While Simcity has a good game hidden underneith bugs and glitches that they could have fixed but chose money instead.
Oh, if only it were just that. See, that's what is most rage-inducing about all of this. It isn't that they chose money instead. Sure, the online stuff can very well be argued as such, and does contribute to a large amount of the problems... But even if that is removed, even if all those 'greed motivated' decisions (which, let's be honest, everyone was expecting to begin with) were removed, you're still left with something which is broken to a high extent to the point where merely passing it off as corporate greed doesn't go far enough. It isn't greed which sank this ship, it's the sheer incompetence and laziness. Had they pulled off a spectacular launch with a great product, people would gripe about always-online and such, but it would overall be a pretty damn good game. Instead, it's become an unending debacle.

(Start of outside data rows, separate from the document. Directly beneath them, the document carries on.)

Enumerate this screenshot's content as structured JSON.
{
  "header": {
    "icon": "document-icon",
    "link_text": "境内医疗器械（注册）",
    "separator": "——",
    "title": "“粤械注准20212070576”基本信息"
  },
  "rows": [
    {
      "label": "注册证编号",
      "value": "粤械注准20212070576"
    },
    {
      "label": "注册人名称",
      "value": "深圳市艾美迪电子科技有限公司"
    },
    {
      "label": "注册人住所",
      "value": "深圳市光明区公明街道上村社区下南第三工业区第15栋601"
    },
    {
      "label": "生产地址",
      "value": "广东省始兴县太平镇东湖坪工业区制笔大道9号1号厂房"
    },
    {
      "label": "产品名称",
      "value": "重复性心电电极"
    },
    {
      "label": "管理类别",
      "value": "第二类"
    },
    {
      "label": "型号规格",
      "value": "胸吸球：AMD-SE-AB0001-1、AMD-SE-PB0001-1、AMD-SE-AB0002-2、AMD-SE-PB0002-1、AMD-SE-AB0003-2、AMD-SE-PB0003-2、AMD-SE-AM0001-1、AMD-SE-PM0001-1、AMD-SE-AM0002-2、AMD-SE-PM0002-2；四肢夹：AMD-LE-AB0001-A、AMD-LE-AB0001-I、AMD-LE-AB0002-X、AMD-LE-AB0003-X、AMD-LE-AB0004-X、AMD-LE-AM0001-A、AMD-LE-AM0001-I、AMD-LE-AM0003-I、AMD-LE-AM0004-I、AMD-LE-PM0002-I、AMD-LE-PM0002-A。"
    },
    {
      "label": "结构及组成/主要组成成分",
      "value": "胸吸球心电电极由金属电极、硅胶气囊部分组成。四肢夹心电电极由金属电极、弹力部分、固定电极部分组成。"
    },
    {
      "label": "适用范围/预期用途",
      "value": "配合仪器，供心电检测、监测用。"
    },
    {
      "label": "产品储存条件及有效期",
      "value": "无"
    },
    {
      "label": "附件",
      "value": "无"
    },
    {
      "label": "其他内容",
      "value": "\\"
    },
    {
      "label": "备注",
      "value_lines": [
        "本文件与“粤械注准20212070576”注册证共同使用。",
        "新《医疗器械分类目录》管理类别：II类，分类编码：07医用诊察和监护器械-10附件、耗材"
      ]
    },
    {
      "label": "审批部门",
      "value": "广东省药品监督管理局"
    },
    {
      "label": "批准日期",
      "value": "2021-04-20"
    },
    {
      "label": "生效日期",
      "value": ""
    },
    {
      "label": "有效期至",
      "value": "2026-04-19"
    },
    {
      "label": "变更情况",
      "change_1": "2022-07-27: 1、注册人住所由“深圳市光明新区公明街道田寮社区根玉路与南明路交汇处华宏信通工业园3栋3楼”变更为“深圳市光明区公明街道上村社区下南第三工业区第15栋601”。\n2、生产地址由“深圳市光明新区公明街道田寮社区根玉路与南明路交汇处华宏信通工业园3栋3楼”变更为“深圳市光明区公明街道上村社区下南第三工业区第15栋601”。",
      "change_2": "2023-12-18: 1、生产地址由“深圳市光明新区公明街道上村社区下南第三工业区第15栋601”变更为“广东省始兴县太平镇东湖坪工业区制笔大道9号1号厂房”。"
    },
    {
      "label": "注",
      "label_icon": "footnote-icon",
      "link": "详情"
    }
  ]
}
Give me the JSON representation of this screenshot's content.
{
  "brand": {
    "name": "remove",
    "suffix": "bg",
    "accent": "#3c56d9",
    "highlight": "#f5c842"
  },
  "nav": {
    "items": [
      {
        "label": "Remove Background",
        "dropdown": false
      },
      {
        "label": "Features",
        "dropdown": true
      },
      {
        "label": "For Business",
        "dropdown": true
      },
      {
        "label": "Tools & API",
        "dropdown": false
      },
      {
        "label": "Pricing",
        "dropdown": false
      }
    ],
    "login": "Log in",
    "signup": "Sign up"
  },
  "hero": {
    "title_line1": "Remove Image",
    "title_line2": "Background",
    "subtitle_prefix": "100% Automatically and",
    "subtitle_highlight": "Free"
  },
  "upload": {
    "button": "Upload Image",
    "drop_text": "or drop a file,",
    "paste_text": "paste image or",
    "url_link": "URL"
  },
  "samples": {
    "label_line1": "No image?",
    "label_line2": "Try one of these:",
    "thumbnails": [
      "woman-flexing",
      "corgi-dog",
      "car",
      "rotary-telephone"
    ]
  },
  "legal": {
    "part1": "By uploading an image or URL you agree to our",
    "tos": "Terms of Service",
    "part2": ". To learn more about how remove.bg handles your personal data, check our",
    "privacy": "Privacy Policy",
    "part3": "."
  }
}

As others have shown on previous pages, the traffic simulations are completely broken. And what's worse, as I pointed out, is that one could very easily fix nearly all the issues with it; at the very least turn it from 'show-stopping failure' to 'silly glitch with little impact on gameplay.' And, indeed, they have announced they will be changing some of it to be a bit closer to my suggestions, though whether they have gone far enough remains to be seen (maybe, but possibly not; their system is still entirely deterministic).
Likewise, their servers are broken. They're a big, experienced company. They've compared this game to an MMO; and yet they don't seem to have learned any lessons from other MMOs their own company has created. EA runs SWTOR. Outside of Actiblizz, they should have some of the most knowledgeable people regarding the data and server requirements of highly multiplayer games. They've got networking source code and internal stats. Adequate server simulation and load testing obviously wasn't done, nor was proper analysis of data requirements. Had either of these things been done, the launch may have been a bit buggy, but not a week-long catastrophic failure.